Lombok Special: Glow Worms and Stick Fighting
We happened to be in Kuta during the week leading up to Nyale, Lombok's largest annual festival, celebrated in Kuta. Legend has it that a great war started between the suitors of a beautiful princess, each vying for her hand in marriage. The princess went to the Gods for help stopping the violence, but they told her that it was in her hands alone. In a desperate and selfless act, the princess drowned herself in the waves on Kuta's main beach to end the war once and for all. On the full moon of her death, thousands of glowing sea worms floated on the surface of the water and every year since, on the full moon of the same month, the worms return. To celebrate the miracle, villagers put on a week-long festival leading up to the full moon and the appearance of the worms (which they gather, cook and eat). The festival includes traditional competitions, such as horse racing and stick-fighting, the latter of which we were lucky enough to attend with our home stay family.
If you've never been to a Lombok stick fight, here's how it works. Local men from the crowd volunteer (yes, volunteer!) to enter the ring at the behest of a dancing referee / master of ceremonies. They are armed with a bamboo stick and a shield and dressed in a ceremonial longi (sarong) and head wrap. That's when the action starts. The two opponents enter the ring and beat the shit out of each other with bamboo sticks. It's fast and furious, each man trying to get as many hits in before the round is called. Before you know it, it's over and the crowd is looking for the next volunteers. It sounds innocent enough, but we saw the whelps, split skin and scars that prove one thing... bamboo sticks hurt! After the most violent rounds, it took twenty to thirty minutes of coaxing to get more men into the ring.

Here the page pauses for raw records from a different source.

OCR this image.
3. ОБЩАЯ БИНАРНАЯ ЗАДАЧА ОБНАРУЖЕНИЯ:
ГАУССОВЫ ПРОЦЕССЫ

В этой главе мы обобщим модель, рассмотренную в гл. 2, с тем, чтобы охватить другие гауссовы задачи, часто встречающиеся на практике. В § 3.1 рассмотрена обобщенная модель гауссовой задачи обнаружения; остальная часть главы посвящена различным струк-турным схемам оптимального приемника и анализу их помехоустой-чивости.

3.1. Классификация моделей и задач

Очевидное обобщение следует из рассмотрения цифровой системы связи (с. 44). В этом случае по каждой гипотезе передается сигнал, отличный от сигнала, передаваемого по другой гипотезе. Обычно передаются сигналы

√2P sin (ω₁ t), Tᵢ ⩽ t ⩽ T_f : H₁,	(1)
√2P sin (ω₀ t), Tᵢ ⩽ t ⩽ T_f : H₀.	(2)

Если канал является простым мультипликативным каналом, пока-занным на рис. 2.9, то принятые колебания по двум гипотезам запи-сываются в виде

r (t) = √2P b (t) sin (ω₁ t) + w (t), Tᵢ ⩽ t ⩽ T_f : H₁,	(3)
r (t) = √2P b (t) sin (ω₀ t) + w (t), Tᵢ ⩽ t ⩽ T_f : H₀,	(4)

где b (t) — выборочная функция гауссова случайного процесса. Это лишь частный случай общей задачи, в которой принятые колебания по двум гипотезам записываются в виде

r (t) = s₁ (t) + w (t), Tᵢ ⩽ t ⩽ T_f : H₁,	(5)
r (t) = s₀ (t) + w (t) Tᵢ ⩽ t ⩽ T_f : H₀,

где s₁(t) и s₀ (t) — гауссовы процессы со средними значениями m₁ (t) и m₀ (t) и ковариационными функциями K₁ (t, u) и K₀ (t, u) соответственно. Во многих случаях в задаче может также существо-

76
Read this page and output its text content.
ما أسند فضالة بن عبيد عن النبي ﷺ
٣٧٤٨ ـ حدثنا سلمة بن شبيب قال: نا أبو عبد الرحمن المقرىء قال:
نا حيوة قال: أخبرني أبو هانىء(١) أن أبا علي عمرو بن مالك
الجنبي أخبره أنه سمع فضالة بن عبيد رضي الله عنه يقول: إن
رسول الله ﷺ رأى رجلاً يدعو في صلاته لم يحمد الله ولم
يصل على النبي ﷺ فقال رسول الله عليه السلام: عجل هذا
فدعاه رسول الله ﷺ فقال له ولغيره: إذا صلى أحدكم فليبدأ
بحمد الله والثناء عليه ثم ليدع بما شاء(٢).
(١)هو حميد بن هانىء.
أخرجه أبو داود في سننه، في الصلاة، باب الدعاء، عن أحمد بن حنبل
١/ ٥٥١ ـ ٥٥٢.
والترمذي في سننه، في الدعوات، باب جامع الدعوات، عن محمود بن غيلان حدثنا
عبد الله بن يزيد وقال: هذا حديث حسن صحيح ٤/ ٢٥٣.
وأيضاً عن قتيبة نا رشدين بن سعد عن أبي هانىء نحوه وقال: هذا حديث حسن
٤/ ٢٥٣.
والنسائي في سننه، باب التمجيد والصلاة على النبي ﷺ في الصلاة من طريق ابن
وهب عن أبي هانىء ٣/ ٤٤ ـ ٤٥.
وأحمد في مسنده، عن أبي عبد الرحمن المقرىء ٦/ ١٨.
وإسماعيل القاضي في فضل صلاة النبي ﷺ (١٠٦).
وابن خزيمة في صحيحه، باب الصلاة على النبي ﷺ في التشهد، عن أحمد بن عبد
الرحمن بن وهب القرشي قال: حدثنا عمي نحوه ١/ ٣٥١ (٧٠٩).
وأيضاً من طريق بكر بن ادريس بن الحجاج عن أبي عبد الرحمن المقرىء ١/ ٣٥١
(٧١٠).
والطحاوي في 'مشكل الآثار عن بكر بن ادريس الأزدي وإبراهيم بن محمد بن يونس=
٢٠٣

There were hundreds of spectators, in from villages around Kuta to watch the excitement. Luckily, our home stay Mama was not a woman to be taken lightly. She elbowed and glared her way (and us) to the front of the crowd. It was only after, in the safety of the car, that we learned the sport can be dangerous even for spectators... someone in the front row had been hit by a misaimed strike the day before! Ouch.